見てみると、久弥からメールが届いていた。
『今から家にお邪魔していいかな?』
いつもはもっと丁寧な文章を送ってくる久弥が、
今日は少しだけ慌てているように感じた。
直感的に何か大事な用があると悟った亮は、
「知晴、ごめん!ちょっと急用ができて帰らなきゃ
いけないんだ」
そう言って手を合わす。
「そっか、分かった。小田桐さん呼ぶか?」
「うん。
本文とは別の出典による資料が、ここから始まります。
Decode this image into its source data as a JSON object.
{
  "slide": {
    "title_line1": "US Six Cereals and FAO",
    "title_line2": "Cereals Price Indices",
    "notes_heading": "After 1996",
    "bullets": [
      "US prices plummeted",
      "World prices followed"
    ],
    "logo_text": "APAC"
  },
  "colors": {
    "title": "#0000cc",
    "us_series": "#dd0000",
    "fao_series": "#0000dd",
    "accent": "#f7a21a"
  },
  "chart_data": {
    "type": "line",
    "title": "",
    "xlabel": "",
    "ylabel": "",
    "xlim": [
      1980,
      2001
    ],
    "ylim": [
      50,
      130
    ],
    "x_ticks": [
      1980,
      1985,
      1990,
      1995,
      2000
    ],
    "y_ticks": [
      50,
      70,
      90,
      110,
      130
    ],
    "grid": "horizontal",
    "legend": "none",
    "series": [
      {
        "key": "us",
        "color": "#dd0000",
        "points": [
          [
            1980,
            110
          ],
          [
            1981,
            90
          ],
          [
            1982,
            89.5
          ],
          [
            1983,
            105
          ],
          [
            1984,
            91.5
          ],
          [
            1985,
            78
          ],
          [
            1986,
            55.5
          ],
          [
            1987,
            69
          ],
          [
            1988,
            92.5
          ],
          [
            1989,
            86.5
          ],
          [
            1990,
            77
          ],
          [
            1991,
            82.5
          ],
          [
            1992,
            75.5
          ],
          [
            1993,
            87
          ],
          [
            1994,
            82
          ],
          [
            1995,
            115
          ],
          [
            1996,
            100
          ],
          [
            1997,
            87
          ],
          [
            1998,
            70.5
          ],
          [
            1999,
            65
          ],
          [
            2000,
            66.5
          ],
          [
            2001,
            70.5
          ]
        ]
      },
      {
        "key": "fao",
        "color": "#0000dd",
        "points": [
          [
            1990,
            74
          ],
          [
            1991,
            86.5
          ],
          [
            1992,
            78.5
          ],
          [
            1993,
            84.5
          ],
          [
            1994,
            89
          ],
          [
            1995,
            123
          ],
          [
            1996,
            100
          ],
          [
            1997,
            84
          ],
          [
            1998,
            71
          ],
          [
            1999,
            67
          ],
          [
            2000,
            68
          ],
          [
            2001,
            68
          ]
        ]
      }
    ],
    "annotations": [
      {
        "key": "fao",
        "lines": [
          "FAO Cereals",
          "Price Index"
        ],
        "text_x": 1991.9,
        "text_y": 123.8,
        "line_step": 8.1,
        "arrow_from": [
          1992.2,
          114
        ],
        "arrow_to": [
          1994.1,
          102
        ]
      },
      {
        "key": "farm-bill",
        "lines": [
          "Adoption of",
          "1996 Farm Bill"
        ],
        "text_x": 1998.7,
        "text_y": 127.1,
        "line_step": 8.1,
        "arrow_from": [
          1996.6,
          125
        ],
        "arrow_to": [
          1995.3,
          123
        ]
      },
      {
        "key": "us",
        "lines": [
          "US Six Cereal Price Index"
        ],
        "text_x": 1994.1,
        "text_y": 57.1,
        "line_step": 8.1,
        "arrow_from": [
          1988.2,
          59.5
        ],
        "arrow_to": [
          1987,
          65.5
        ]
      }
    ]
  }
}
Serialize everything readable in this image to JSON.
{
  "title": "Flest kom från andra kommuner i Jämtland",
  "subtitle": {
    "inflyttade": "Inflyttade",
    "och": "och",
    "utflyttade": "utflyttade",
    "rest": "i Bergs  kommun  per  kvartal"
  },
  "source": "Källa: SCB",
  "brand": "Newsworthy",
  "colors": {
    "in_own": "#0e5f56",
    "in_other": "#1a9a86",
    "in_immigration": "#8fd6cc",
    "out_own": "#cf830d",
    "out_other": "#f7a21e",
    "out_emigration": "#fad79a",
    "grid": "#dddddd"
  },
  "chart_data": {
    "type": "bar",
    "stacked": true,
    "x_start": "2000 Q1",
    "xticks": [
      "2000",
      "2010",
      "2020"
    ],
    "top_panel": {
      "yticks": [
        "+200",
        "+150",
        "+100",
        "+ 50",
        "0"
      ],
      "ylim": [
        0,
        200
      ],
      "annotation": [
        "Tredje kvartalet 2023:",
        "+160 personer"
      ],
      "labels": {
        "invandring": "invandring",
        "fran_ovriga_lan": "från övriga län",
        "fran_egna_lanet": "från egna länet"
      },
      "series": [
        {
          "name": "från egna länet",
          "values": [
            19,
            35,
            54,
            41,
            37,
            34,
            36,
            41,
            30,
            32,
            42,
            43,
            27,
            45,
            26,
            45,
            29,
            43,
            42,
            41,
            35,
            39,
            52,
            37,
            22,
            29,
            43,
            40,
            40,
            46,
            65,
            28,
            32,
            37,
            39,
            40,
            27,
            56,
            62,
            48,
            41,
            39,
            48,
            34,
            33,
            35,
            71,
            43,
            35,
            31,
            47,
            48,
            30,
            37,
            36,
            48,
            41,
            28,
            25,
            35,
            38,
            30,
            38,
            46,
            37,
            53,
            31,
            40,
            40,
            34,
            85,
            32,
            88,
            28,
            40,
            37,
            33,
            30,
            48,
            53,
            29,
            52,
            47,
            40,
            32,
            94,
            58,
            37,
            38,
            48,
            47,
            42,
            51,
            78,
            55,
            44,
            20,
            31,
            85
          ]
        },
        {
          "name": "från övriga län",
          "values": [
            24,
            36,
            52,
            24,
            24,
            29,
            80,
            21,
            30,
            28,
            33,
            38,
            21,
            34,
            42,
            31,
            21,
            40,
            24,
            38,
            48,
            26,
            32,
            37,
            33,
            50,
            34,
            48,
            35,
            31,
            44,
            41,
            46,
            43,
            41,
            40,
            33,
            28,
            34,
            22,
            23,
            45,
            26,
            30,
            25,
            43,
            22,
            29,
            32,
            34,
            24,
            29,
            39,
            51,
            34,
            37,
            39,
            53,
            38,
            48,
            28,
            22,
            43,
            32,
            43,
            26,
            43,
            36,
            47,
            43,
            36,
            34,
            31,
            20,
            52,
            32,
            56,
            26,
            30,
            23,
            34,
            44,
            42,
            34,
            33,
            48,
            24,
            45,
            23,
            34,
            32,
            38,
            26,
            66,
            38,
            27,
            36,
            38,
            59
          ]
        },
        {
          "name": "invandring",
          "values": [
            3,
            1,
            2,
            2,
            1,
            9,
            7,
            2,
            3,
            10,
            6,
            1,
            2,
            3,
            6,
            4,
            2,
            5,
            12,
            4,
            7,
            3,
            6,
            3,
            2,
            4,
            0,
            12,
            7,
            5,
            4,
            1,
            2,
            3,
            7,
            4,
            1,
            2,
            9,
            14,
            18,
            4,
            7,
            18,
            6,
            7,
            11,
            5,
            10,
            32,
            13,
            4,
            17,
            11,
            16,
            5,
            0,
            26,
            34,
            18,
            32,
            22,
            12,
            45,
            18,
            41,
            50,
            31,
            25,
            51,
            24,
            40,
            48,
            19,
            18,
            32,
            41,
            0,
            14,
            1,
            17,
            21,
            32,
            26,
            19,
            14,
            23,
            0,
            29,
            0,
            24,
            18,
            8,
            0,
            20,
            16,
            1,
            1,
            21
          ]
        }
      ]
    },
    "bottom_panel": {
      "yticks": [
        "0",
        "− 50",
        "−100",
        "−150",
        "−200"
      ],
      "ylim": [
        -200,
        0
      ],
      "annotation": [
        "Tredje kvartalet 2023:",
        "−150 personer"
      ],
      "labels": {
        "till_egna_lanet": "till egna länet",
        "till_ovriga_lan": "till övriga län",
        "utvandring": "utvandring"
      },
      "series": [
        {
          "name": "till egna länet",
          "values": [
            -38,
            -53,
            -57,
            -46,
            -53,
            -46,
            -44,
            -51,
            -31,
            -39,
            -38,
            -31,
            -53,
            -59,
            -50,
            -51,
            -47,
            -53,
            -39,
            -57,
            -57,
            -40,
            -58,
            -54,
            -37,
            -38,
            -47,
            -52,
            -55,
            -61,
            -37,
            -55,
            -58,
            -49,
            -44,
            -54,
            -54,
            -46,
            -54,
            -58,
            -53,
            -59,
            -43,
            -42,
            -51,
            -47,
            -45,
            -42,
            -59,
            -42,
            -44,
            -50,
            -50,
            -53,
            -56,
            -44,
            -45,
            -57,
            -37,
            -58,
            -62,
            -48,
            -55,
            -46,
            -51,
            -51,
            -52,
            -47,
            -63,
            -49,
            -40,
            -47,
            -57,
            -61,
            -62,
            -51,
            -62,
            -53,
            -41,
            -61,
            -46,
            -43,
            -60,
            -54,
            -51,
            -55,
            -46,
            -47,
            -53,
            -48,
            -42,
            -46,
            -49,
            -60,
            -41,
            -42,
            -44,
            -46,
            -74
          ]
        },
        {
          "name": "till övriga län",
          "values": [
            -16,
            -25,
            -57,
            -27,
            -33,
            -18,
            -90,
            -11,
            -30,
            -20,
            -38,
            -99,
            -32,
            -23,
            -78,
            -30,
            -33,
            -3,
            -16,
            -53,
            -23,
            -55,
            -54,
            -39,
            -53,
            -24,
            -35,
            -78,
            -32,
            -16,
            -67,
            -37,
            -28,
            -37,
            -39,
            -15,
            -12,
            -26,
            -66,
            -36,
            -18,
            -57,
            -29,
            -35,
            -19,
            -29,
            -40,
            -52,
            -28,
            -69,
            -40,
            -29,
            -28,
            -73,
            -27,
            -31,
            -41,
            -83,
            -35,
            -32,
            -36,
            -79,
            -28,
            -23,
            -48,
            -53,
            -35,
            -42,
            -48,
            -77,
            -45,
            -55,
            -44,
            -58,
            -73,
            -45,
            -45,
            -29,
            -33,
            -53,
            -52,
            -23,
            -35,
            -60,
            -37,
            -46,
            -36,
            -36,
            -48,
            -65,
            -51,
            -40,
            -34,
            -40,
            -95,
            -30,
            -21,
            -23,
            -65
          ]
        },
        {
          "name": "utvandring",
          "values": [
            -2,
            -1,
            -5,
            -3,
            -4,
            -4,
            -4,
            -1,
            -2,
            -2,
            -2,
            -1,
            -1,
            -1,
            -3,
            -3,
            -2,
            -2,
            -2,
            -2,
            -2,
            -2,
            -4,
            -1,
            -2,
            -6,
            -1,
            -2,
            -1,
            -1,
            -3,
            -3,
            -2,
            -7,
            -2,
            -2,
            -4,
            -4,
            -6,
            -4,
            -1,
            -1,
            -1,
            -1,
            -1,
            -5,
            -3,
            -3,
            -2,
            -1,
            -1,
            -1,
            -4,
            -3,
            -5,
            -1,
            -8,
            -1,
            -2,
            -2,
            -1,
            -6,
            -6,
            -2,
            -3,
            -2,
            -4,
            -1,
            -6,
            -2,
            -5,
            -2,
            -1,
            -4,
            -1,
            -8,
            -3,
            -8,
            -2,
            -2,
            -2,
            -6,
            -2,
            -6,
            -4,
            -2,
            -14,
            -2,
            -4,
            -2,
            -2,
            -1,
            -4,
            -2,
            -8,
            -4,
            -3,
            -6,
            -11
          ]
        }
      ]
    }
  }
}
連絡してみる」
亮は持っていた携帯で小田桐を呼び出した。
いつもより長めのコールの後、
「はい」
いつもどおりの彼の低い声が応える。
今いる場所を知らせると、彼はすぐに向かいますと
言って電話を切った。
そうして、本当にすぐにやって来た。
「じゃあ、また明日!」
知晴に手を振ると、知晴もにっこり笑って
手を振り返す。
家路へと走る車の中で、亮は久弥に返事を
送った。
『まだ帰宅していませんが、すぐに戻ります』
久弥はすでに野神家に向かっているのだろう。
いつもの彼なら“了解”のひと言ぐらいは送ってくる
はずだが、今回はそれすらなかった。
よほど急いでいるのか。
亮の身体が、緊張で硬くなってきた。
小田桐の運転する車が屋敷に着いた時、
ちょうど久弥の四駆が姿を見せた。
小田桐が開けたドアから亮が降りると、
「亮ちゃん!」
そう言って久弥が亮にかけ寄る。
そして車を車庫に入れようと再び運転席に
乗り込もうとする小田桐に、久弥は信じられない
言葉を投げかけた。
「あなたにも聞いてもらいたいことがあります。